That debate may be found in Hansard at column 172WH. I had intended to attend and speak in that debate, but unfortunately I was unable to do so because I had covid.
The purpose of the Bill is to remove the requirement for compulsory motor insurance for vehicles used exclusively on private land and for a wide range of vehicles that are not constructed for road use. As the Committee is no doubt aware, the law of the land is that motor vehicles must be insured for use on roads and other public land. That common-sense interpretation has been in place for a long time, and certainly since the Road Traffic Act 1988 established it in law.
On 4 September 2014, in its ruling on the case of Vnuk, the Court of Justice of the European Union extended a requirement for compulsory third-party motor insurance beyond the requirements of the law of Great Britain per the 1988 Act. That interpretation was never intended by Parliament, but if the status quo continues, the Vnuk interpretation of the European directive will be in force in our country. The Committee may ask why that is. When we left the European Union, all European directives became what is known as “retained law”. The Vnuk interpretation will put ordinary people in breach of the law for not having motor insurance for vehicles used exclusively on private land. It would also extend to the ridiculous situation of compulsory insurance for ride-on lawnmowers.
Is it not the case that without the Bill, everyone will end up paying higher insurance premiums, which is not something that we want to see? It could also put the future of motor sport at risk.
My right hon. Friend is absolutely right about increased costs, and I will deal with that point later in my remarks. He is also correct about the threat to motor sports.
The Bill would end the Vnuk decision’s application in retained EU law and related retained case law.

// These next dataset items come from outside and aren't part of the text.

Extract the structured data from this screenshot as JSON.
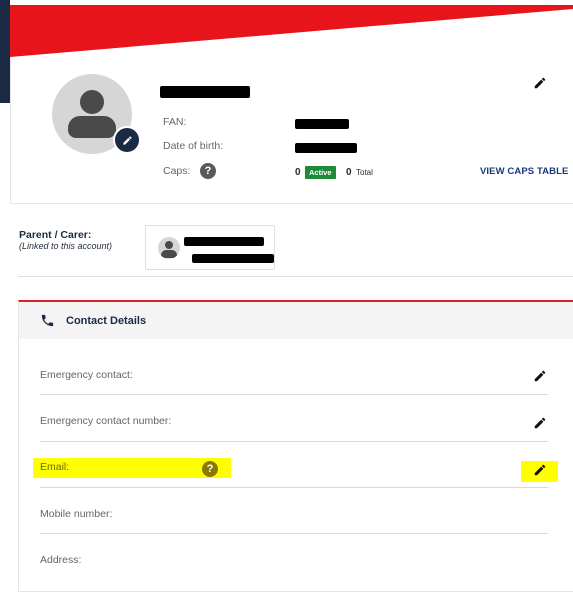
{
  "profile": {
    "fan_label": "FAN:",
    "dob_label": "Date of birth:",
    "caps_label": "Caps:",
    "caps_help_icon": "?",
    "active_count": "0",
    "active_badge": "Active",
    "total_count": "0",
    "total_label": "Total",
    "view_caps_link": "VIEW CAPS TABLE"
  },
  "parent_carer": {
    "title": "Parent / Carer:",
    "subtitle": "(Linked to this account)"
  },
  "contact": {
    "title": "Contact Details",
    "rows": [
      {
        "label": "Emergency contact:"
      },
      {
        "label": "Emergency contact number:"
      },
      {
        "label": "Email:",
        "help_icon": "?"
      },
      {
        "label": "Mobile number:"
      },
      {
        "label": "Address:"
      }
    ]
  },
  "colors": {
    "brand_red": "#e8141c",
    "navy": "#1a2a44",
    "highlight": "#ffff00",
    "active_green": "#1f8a3a"
  },
  "icons": {
    "edit": "pencil-icon",
    "phone": "phone-icon",
    "help": "question-circle-icon",
    "avatar": "user-avatar-icon"
  }
}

I believe that I am correct in saying that, if passed, the Bill will be the first Act of Parliament to remove EU retained law; it will be a landmark first step in taking back control of our own laws. It is just one of the clear advantages of leaving European Union that we may now alter our laws to ensure that they are interpreted in the way that this sovereign Parliament intends.
As I understand it, the EU has now changed its law. Because we are outside the EU, could we not stick with the retained law? I just want to make that point, because I do not agree with the hon. Gentleman about the damage of being in the EU.
I was going to deal with that, but I will answer the specifics. The right hon. Gentleman is quite right that the EU is changing the directive so that it applies differently in the EU, but it is not changing it in the same way as we propose to do. I will deal with the issue later.
The Bill does not seek to invent new policy, nor would it limit the Government or Parliament in changing insurance regulations for motor vehicles in future. The Bill would simply restore the interpretation of the law that was intended by Parliament and was believed to be correct by the Government, lawyers, the motor insurance industry and motorists prior to the Vnuk judgment.
It should be noted that the Vnuk judgment has led the European Union to seek to revise the European directive, although it is unlikely to do so in the same way as we propose in the Bill. I argue that, instead of waiting for the European Union bureaucracy to change its ruling, we can do so now, here, in this Parliament. The Bill is therefore an important step in realising the benefits of our decision to leave the European Union.
The Bill would end any associated liability for insurance claims against the Motor Insurers’ Bureau for the cost of accidents on private land where motor insurance is not held. As things stand, the cost of such claims would have to be accounted for within the Motor Insurers’ Bureau charging levy, thus passing on the cost to the motor insurers, who in turn would pass it on to the consumers through insurance premiums—the very point made by my right hon. Friend the Member for East Yorkshire.
I note that, under clause 2, the Bill does not apply in Northern Ireland. Will consumers—drivers—in Northern Ireland therefore face that hike in insurance bills that we are trying to prevent in England, Scotland and Wales?
My right hon. Friend draws attention to something that I will refer to later in my speech. When she hears what I have to say, she will see why in the end that will not be the case.
The significance of this measure is seen in the Government Actuary’s estimate that the increase in premiums to extend coverage following the Vnuk judgment would be about £50 for the average motor car policyholder. The Bill will therefore save the average policyholder unnecessarily increased insurance premiums in already difficult economic times. The cost of living is rising and the Bill is an opportunity to keep pounds in people’s pockets.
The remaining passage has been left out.